Ritz would rather over-communicate than under-communicate.

Ritz would rather over-communicate their customer WOW stories and underlying service values that drive them, than under-communicate. You can talk abstractly about great service, but when you hear 10 stories about people who deliver it, everyone including new employees can get the texture of what’s expected of them.
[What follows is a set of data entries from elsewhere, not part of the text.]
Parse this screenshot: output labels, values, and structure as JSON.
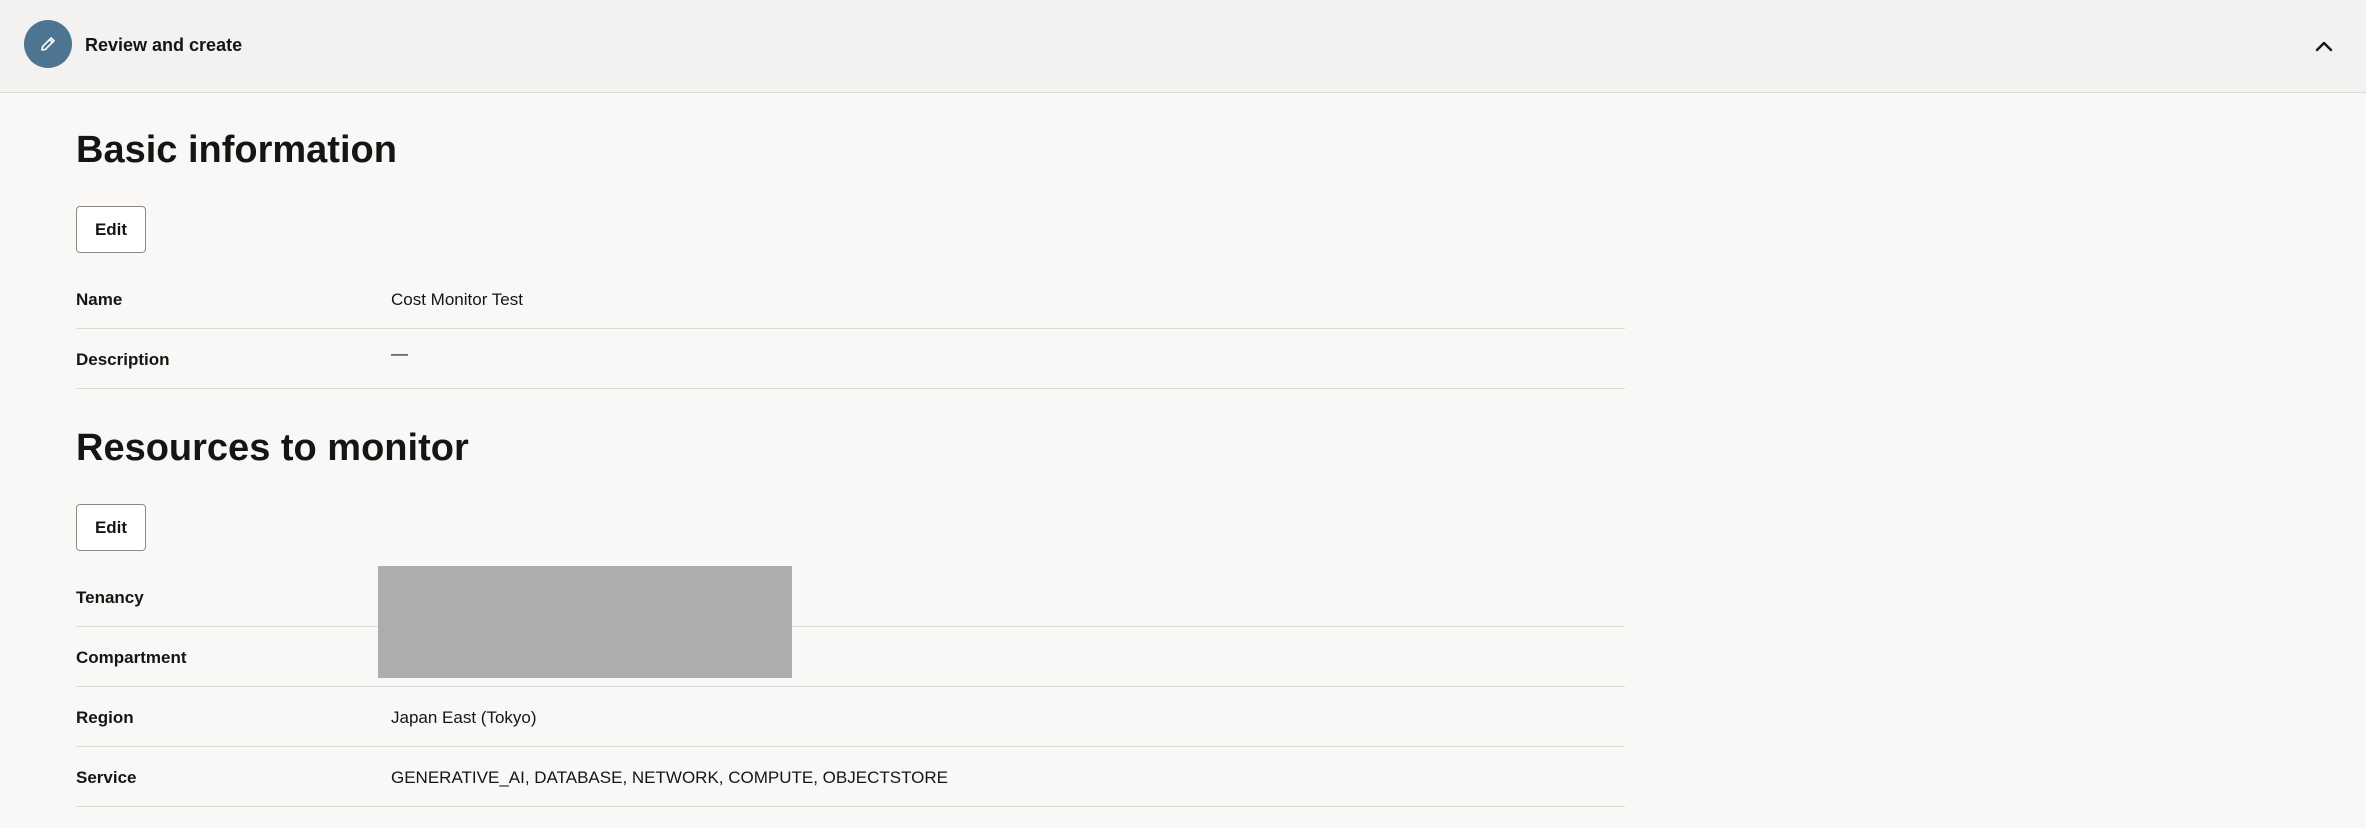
{
  "step": {
    "icon": "pencil-icon",
    "title": "Review and create",
    "collapse_icon": "chevron-up-icon",
    "icon_bg": "#4d7592"
  },
  "basic_information": {
    "heading": "Basic information",
    "edit_label": "Edit",
    "rows": [
      {
        "label": "Name",
        "value": "Cost Monitor Test"
      },
      {
        "label": "Description",
        "value": "—"
      }
    ]
  },
  "resources_to_monitor": {
    "heading": "Resources to monitor",
    "edit_label": "Edit",
    "rows": [
      {
        "label": "Tenancy",
        "value": ""
      },
      {
        "label": "Compartment",
        "value": ""
      },
      {
        "label": "Region",
        "value": "Japan East (Tokyo)"
      },
      {
        "label": "Service",
        "value": "GENERATIVE_AI, DATABASE, NETWORK, COMPUTE, OBJECTSTORE"
      }
    ]
  }
}
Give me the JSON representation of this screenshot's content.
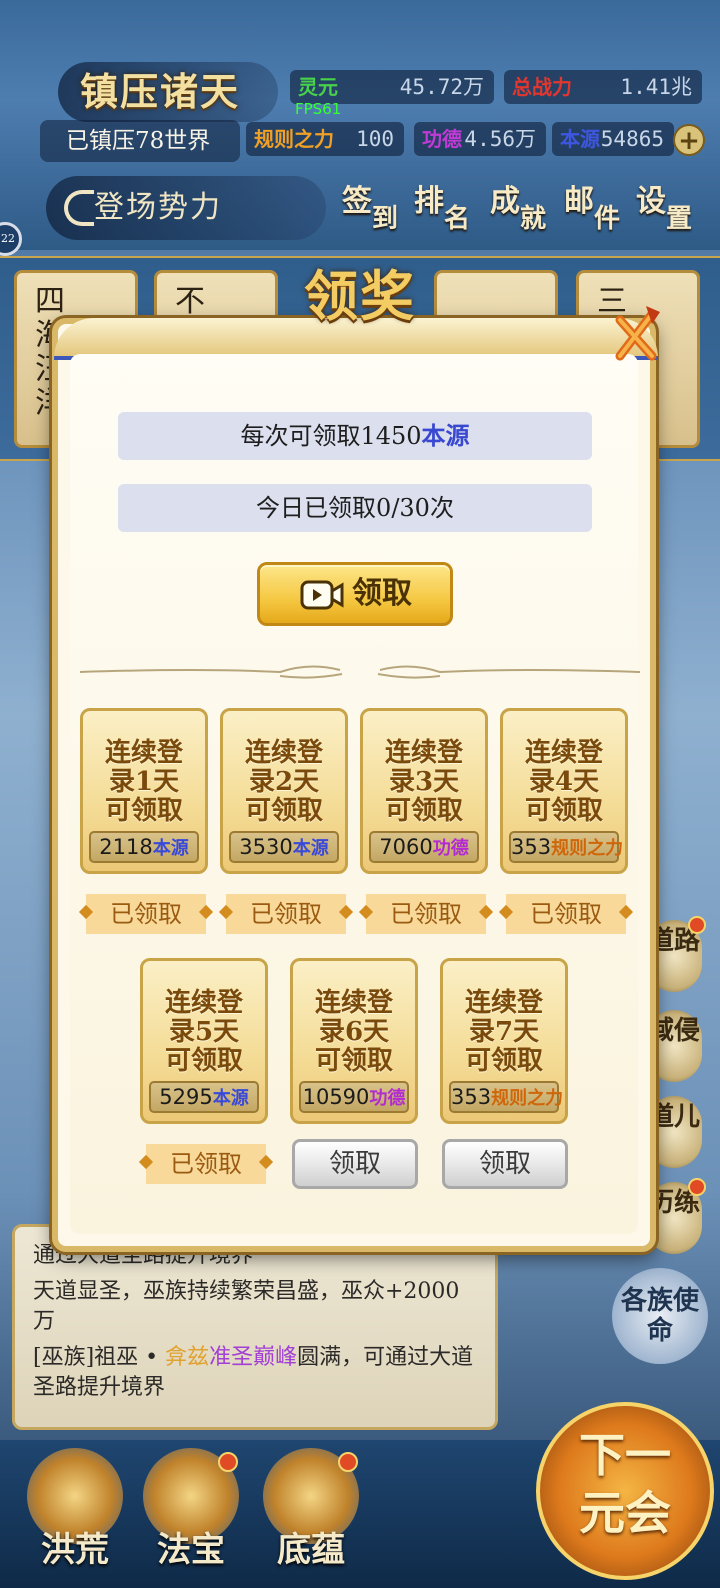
{
  "header": {
    "sect_name": "镇压诸天",
    "suppressed_worlds": "已镇压78世界",
    "faction_button": "登场势力",
    "fps": "FPS61",
    "stats": [
      {
        "label": "灵元",
        "value": "45.72万",
        "color": "#48d24a"
      },
      {
        "label": "总战力",
        "value": "1.41兆",
        "color": "#e3362e"
      },
      {
        "label": "规则之力",
        "value": "100",
        "color": "#f0a024"
      },
      {
        "label": "功德",
        "value": "4.56万",
        "color": "#c03bd6"
      },
      {
        "label": "本源",
        "value": "54865",
        "color": "#3f57e0"
      }
    ],
    "nav": [
      {
        "c1": "签",
        "c2": "到"
      },
      {
        "c1": "排",
        "c2": "名"
      },
      {
        "c1": "成",
        "c2": "就"
      },
      {
        "c1": "邮",
        "c2": "件"
      },
      {
        "c1": "设",
        "c2": "置"
      }
    ],
    "left_ring": "22"
  },
  "background_cards": [
    {
      "text": "四\n海\n汪\n洋"
    },
    {
      "text": "不"
    },
    {
      "text": ""
    },
    {
      "text": "三\n玄\n门"
    }
  ],
  "modal": {
    "title": "领奖",
    "per_claim_prefix": "每次可领取1450",
    "per_claim_resource": "本源",
    "today_count": "今日已领取0/30次",
    "claim_button": "领取",
    "days": [
      {
        "title": "连续登录1天可领取",
        "amount": "2118",
        "resource": "本源",
        "res_color": "blue",
        "status": "已领取",
        "claimed": true
      },
      {
        "title": "连续登录2天可领取",
        "amount": "3530",
        "resource": "本源",
        "res_color": "blue",
        "status": "已领取",
        "claimed": true
      },
      {
        "title": "连续登录3天可领取",
        "amount": "7060",
        "resource": "功德",
        "res_color": "purple",
        "status": "已领取",
        "claimed": true
      },
      {
        "title": "连续登录4天可领取",
        "amount": "353",
        "resource": "规则之力",
        "res_color": "orange",
        "status": "已领取",
        "claimed": true
      },
      {
        "title": "连续登录5天可领取",
        "amount": "5295",
        "resource": "本源",
        "res_color": "blue",
        "status": "已领取",
        "claimed": true
      },
      {
        "title": "连续登录6天可领取",
        "amount": "10590",
        "resource": "功德",
        "res_color": "purple",
        "status": "领取",
        "claimed": false
      },
      {
        "title": "连续登录7天可领取",
        "amount": "353",
        "resource": "规则之力",
        "res_color": "orange",
        "status": "领取",
        "claimed": false
      }
    ]
  },
  "info_panel": {
    "line1": "通过大道圣路提升境界",
    "line2": "天道显圣，巫族持续繁荣昌盛，巫众+2000万",
    "line3_a": "[巫族]祖巫 • ",
    "line3_name": "弇兹",
    "line3_rank": "准圣巅峰",
    "line3_b": "圆满，可通过大道圣路提升境界"
  },
  "side_buttons": [
    {
      "label": "道路"
    },
    {
      "label": "域侵"
    },
    {
      "label": "道儿"
    },
    {
      "label": "历练"
    }
  ],
  "mission_button": "各族使命",
  "bottom_tabs": [
    {
      "label": "洪荒"
    },
    {
      "label": "法宝"
    },
    {
      "label": "底蕴"
    }
  ],
  "next_era": "下一元会"
}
Put it another way, the leadership team can talk all day about Ritz culture, but the difference came when the frontline shared how they lived it.


Ritz takes responsibility to share their remarkable customer service ethos with the world.

While some leaders might be reluctant to share best practices with others, Ritz leadership realizes that by teaching others, they’re taking an abundance mentality as opposed to a scarcity mentality to knowledge and information. Ritz amply shares and receives knowledge, and, in the process, it broadens the scope of the footprint they leave.

For example, to help Citibank Singapore develop internal program, a team of Ritz employees visited the bank and observed service delivery and physical environment. Upon completion of their diagnostic review, the analysts offered a range of findings. According to Jonathan, CEO of Citibank Singapore, “They showed us things we had overlooked; a stain on the carpet outside an elevator that had obviously been there for several years; our salespeople leaving their drink bottles in the foyers of the branches; six different uniforms of our staff – things we just weren’t paying attention to but that make a very fundamental difference in the impression the customer has. They just brought a totally different perspective to us.”


Ritz recognizes the long-term benefits of CSR activities far outweigh its short-term payments.

Their Community Footprints program focus on 3 areas – hunger and poverty relief, well-being of disadvantaged children, and environmental conservation. Since these themes emerged from existing frontline efforts rather than from senior management, the Community Footprints program was met with enthusiasm.

While socially responsible action may initially reduce profits, many corporations are finding that it may also create new opportunities to add profits, reduce operating losses due to regulatory actions or loss of favor in the marketplace.

As Simon Cooper, president of Ritz-Carlton once stated, “We want to make sure we don’t impute guilt on guests who’re paying for a luxury experience but at the same time we want to create openings for our gests to help us steward precious resources.”